Speaker Jeff Snyder, Department of Applied Physics and Materials Science, California Institute of Technology
Date Nov 4, 2013
Time 4:00 pm  
Location 100 Materials Science and Engineering Building
Sponsor MatSE Department
Event type seminar
Views 1846
Originating Calendar MatSE Seminars
"Complex thermoelectric materials" - The widespread use of thermoelectric generators has been limited by the low material efficiency of the thermoelectric material. A number of strategies for Complex Thermoelectric Materials [1] with higher Thermoelectric figure of merit, zT, are being actively studied at Caltech. Complex electronic band structures provide mechanisms to achieve high zT in thermoelectric materials through band structure engineering. High zT is obtained p-type PbTe and PbSe which contains both light and heavy valence bands that can be engineered to achieve high valley degeneracy which leads to an extraordinary peak zT of nearly 1.8 at 750K [2]. Complex crystal structures that enable relatively low thermal conductivity have led to several new classes of thermoelectric materials. Ca3AlSb3, Ca3AlSb3 and Yb14AlSb11 are complex Zintl compounds containing differently connected AlSb4 tetrahedra that obtain zT near 1 at high temperatures. Fast diffusing or ‘liquid-like’ elements in the complex materials Zn4Sb3 [3] and Cu2Se [4] provide additional mechanisms to scatter and otherwise inhibit phonon heat conductivity. The principles of Zintl chemistry facilitates the search for new complex materials and the tuning of known thermoelectric materials with earth abundant, non-toxic elements [5]. Finally, the incorporation of nanometer sized particles reduces thermal conductivity from long mean-free-path phonons.
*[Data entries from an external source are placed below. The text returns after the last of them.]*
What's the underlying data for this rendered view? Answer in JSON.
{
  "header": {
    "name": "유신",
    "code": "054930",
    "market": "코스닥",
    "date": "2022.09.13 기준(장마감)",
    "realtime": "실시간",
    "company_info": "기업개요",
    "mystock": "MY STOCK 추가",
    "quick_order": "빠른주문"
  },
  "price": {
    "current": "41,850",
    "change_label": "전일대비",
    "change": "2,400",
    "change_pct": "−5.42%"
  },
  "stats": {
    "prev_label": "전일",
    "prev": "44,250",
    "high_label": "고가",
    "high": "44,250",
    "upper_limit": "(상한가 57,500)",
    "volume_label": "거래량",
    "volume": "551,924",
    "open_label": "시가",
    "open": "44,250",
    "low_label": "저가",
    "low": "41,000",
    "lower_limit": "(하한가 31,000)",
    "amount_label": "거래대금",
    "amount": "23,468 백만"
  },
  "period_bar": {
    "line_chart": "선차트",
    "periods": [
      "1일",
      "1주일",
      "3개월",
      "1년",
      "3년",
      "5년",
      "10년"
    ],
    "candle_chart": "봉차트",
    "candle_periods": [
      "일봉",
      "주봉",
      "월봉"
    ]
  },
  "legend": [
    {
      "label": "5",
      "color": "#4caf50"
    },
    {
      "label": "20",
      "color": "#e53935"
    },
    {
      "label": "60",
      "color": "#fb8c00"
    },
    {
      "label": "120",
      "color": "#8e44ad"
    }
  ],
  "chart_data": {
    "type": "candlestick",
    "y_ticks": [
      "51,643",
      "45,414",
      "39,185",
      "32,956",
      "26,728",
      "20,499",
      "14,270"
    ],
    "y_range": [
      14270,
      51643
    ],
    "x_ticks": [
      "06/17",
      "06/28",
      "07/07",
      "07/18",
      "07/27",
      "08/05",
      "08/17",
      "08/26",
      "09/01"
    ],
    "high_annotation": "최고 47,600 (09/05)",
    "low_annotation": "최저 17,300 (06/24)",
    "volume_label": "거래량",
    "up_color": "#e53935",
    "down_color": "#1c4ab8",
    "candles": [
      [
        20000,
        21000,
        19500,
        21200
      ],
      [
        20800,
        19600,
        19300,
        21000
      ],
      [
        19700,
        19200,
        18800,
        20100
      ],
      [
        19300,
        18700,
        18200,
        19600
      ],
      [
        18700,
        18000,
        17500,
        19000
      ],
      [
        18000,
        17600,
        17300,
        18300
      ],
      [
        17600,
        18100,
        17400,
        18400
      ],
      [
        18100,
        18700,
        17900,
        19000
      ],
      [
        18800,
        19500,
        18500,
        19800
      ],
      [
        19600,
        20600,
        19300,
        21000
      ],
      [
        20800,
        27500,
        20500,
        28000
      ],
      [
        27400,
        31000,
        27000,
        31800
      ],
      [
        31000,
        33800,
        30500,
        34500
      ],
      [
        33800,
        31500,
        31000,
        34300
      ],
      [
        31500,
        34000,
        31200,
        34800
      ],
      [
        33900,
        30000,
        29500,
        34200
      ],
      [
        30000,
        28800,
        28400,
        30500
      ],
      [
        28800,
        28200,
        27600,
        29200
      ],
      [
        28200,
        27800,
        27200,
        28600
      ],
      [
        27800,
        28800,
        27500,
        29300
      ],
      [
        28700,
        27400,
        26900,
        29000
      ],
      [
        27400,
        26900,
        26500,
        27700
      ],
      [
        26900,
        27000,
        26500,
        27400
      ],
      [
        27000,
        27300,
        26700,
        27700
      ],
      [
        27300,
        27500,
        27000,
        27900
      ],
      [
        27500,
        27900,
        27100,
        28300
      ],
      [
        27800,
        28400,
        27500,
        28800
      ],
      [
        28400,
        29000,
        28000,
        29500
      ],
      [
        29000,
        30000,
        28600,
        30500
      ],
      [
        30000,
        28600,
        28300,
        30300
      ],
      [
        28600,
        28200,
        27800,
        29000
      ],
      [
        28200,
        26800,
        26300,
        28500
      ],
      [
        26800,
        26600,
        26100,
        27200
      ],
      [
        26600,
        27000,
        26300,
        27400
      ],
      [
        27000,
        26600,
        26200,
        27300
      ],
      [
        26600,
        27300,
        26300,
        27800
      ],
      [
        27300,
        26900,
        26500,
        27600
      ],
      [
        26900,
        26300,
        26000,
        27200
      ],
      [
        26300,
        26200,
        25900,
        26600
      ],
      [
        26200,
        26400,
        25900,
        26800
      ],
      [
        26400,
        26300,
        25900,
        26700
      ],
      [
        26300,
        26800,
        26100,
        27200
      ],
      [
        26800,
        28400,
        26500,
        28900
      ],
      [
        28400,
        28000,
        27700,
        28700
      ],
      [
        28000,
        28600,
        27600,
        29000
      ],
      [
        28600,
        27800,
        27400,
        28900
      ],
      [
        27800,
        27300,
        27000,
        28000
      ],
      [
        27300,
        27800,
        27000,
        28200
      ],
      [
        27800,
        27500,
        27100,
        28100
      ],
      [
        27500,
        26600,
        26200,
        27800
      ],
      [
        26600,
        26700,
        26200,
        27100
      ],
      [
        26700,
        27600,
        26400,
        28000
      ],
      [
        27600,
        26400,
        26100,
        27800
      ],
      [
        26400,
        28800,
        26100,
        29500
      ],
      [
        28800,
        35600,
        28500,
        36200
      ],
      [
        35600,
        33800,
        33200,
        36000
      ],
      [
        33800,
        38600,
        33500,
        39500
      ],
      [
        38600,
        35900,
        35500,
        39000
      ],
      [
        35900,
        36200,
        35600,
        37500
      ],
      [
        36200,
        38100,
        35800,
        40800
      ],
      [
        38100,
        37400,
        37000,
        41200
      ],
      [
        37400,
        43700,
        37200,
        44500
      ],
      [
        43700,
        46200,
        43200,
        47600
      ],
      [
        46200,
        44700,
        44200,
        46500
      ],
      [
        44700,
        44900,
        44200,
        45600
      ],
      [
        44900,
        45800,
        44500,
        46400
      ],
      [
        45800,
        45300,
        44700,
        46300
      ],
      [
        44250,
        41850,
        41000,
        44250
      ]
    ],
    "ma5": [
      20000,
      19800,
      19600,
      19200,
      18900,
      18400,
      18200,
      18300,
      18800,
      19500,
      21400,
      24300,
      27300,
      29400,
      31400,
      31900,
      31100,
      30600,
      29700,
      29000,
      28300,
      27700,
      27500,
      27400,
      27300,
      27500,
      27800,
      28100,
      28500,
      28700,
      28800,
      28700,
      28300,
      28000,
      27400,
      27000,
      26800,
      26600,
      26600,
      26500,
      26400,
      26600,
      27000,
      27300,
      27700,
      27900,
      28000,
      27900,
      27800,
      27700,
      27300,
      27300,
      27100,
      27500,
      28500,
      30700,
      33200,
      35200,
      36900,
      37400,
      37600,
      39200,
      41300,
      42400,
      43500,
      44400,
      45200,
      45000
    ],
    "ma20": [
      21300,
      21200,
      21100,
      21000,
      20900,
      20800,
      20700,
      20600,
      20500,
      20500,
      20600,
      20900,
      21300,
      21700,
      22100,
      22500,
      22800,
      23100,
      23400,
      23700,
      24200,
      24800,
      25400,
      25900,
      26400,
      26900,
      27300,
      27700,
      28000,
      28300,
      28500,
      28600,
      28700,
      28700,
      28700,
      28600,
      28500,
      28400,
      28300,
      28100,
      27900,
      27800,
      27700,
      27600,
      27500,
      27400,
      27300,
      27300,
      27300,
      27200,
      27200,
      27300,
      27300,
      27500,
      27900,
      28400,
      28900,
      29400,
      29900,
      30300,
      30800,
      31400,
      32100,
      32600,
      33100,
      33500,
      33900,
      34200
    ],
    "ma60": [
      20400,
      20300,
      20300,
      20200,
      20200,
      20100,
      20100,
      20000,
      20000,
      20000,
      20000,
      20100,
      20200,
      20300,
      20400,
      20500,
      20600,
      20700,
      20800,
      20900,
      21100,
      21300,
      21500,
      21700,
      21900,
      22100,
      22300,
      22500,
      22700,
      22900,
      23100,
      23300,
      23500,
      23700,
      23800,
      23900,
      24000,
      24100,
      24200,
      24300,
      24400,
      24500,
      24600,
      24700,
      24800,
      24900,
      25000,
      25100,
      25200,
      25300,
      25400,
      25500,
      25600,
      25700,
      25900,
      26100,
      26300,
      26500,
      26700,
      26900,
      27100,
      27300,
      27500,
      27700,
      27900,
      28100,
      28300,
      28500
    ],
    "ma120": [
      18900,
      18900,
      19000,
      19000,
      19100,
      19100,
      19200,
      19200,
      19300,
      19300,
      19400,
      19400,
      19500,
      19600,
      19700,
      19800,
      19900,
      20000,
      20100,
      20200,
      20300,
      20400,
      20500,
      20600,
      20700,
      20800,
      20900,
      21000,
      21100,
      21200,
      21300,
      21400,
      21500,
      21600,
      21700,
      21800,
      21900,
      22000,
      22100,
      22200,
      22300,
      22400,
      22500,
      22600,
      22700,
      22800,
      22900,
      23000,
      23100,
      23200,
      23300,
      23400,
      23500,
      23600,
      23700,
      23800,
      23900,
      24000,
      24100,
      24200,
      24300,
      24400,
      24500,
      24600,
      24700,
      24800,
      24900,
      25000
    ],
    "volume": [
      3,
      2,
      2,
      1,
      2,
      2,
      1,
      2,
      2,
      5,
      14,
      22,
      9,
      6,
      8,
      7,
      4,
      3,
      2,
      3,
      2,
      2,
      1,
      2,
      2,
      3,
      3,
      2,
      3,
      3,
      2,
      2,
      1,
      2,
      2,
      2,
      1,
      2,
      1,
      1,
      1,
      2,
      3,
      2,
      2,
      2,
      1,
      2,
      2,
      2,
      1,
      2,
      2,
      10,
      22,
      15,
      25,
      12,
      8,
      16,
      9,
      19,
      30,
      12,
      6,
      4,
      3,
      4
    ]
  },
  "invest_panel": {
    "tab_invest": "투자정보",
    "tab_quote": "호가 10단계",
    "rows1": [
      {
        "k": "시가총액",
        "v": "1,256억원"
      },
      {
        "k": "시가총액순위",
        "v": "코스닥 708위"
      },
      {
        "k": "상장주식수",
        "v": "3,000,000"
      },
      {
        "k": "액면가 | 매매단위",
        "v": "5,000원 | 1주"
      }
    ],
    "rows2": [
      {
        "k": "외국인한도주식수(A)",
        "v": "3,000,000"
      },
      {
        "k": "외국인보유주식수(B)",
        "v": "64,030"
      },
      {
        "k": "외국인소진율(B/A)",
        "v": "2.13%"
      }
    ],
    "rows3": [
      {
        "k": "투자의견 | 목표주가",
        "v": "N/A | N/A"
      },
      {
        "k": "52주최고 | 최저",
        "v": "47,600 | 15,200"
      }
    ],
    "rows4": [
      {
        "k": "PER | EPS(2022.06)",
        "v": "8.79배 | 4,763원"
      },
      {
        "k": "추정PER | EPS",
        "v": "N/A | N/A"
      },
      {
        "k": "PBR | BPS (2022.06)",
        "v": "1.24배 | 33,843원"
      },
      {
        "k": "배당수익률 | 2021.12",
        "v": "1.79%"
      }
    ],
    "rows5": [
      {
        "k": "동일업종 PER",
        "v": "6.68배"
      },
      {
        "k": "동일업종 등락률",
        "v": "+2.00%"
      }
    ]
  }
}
This principle has been successfully demonstrated in PbTe with large nanoscale precipitates (>100nm) that can be independently doped with La (n-type) or Na (p-type). The synthesis of nanoscale composites can be controlled with the aid of equilibrium phase diagrams (experimental or theoretically determined) to produce microstructure of varying composition and length scale [6].